Tuesday 1 April 2014

How I Met...

… everyone we know.

Something ended today. I'm a little sad, but have had lots of time to accept and prepare for this moment, so my lightly beating heart could read all of what it needed to today.

I want to tell our stories.

At the latest reunion, everything felt a little different. Like the piece of string that holds us all together was pulled taught, under strain, and the knots and frays were slightly more visible.

It's always a moment, at one in the morning, when I think about the end game. How do I want that night to end, and where, in the distant future, do I see all this going?

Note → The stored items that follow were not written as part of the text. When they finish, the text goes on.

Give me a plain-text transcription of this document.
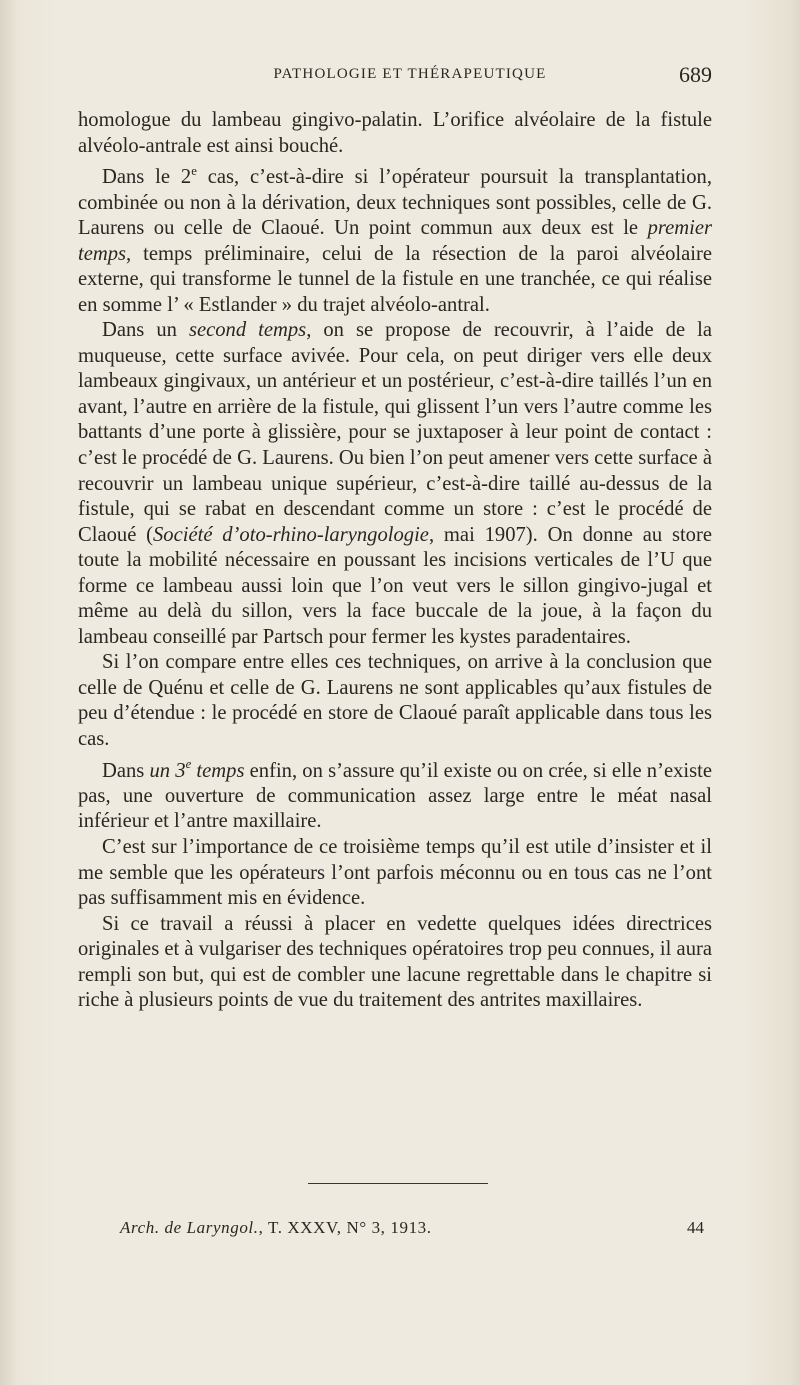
PATHOLOGIE ET THÉRAPEUTIQUE	689

homologue du lambeau gingivo-palatin. L’orifice alvéolaire de la fistule alvéolo-antrale est ainsi bouché.

Dans le 2e cas, c’est-à-dire si l’opérateur poursuit la transplantation, combinée ou non à la dérivation, deux techniques sont possibles, celle de G. Laurens ou celle de Claoué. Un point commun aux deux est le premier temps, temps préliminaire, celui de la résection de la paroi alvéolaire externe, qui transforme le tunnel de la fistule en une tranchée, ce qui réalise en somme l’ « Estlander » du trajet alvéolo-antral.

Dans un second temps, on se propose de recouvrir, à l’aide de la muqueuse, cette surface avivée. Pour cela, on peut diriger vers elle deux lambeaux gingivaux, un antérieur et un postérieur, c’est-à-dire taillés l’un en avant, l’autre en arrière de la fistule, qui glissent l’un vers l’autre comme les battants d’une porte à glissière, pour se juxtaposer à leur point de contact : c’est le procédé de G. Laurens. Ou bien l’on peut amener vers cette surface à recouvrir un lambeau unique supérieur, c’est-à-dire taillé au-dessus de la fistule, qui se rabat en descendant comme un store : c’est le procédé de Claoué (Société d’oto-rhino-laryngologie, mai 1907). On donne au store toute la mobilité nécessaire en poussant les incisions verticales de l’U que forme ce lambeau aussi loin que l’on veut vers le sillon gingivo-jugal et même au delà du sillon, vers la face buccale de la joue, à la façon du lambeau conseillé par Partsch pour fermer les kystes paradentaires.

Si l’on compare entre elles ces techniques, on arrive à la conclusion que celle de Quénu et celle de G. Laurens ne sont applicables qu’aux fistules de peu d’étendue : le procédé en store de Claoué paraît applicable dans tous les cas.

Dans un 3e temps enfin, on s’assure qu’il existe ou on crée, si elle n’existe pas, une ouverture de communication assez large entre le méat nasal inférieur et l’antre maxillaire.

C’est sur l’importance de ce troisième temps qu’il est utile d’insister et il me semble que les opérateurs l’ont parfois méconnu ou en tous cas ne l’ont pas suffisamment mis en évidence.

Si ce travail a réussi à placer en vedette quelques idées directrices originales et à vulgariser des techniques opératoires trop peu connues, il aura rempli son but, qui est de combler une lacune regrettable dans le chapitre si riche à plusieurs points de vue du traitement des antrites maxillaires.

Arch. de Laryngol., T. XXXV, N° 3, 1913.	44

The problem with the How I Met Your Mother finale is that Robyn and Ted aren't supposed to end up together. We got told that in series 1. So my reflections of TV in real life have to be portrayed as 'how TV should be'. We don't end up with the girl we saw from across the bar and had to speak to right away and didn't stop giving up after 50 fucking years.

But we do all remain friends. And I love my friends, and I love seeing my friends, and sometimes I wish I could put life on hold and pretend like we're all still at uni and play inflataBall and just drop everything.

My life doesn't stop. Neither does theirs. Macina and Emily, Will, Nathan, Al. Sophie, Martin, Paul. Coates. Matt and Danni. Maria. Jesus, Maria's life doesn't stop. And our worlds keep turning whether we're in the gravity of one another or not. It's hectic and crazy, and the brief moments when we can see each other are usually equally hectic and crazy. The peaceful thought is that one day, we'll all be settled in to our lives, and we'll have partners and rings and babies and weird other grown up things. And we'll be able to afford hotels and not have to endure Al's snoring. And that's the end game for me. Getting there; having those friends from uni, from high school, and from now. I've just got to get there.

I also want to remind someone of a pact we made in a train station on one of the most heartbreaking days of my life. We will sit down, in a year, in ten years, I don't know. We'll sit down and drink tea, eat custard creams, laugh at me polishing grapes. And christ, will we have a lot to talk about. That's our end game.

Hopefully he'll return soon, but at the moment I'm missing a friend. Jen took my Number One away because she's bizarre and doesn't trust him with anyone and potentially cut off his balls and his them in her handbag. And I hate it, because I miss him.

I just hope that he's the only one I lose. I could understand another girl having issue with me, but I equally hope that there is enough trust and enough knowledge of all our lives together to know that these friendships are golden.

I'm just hoping that I can escape in May.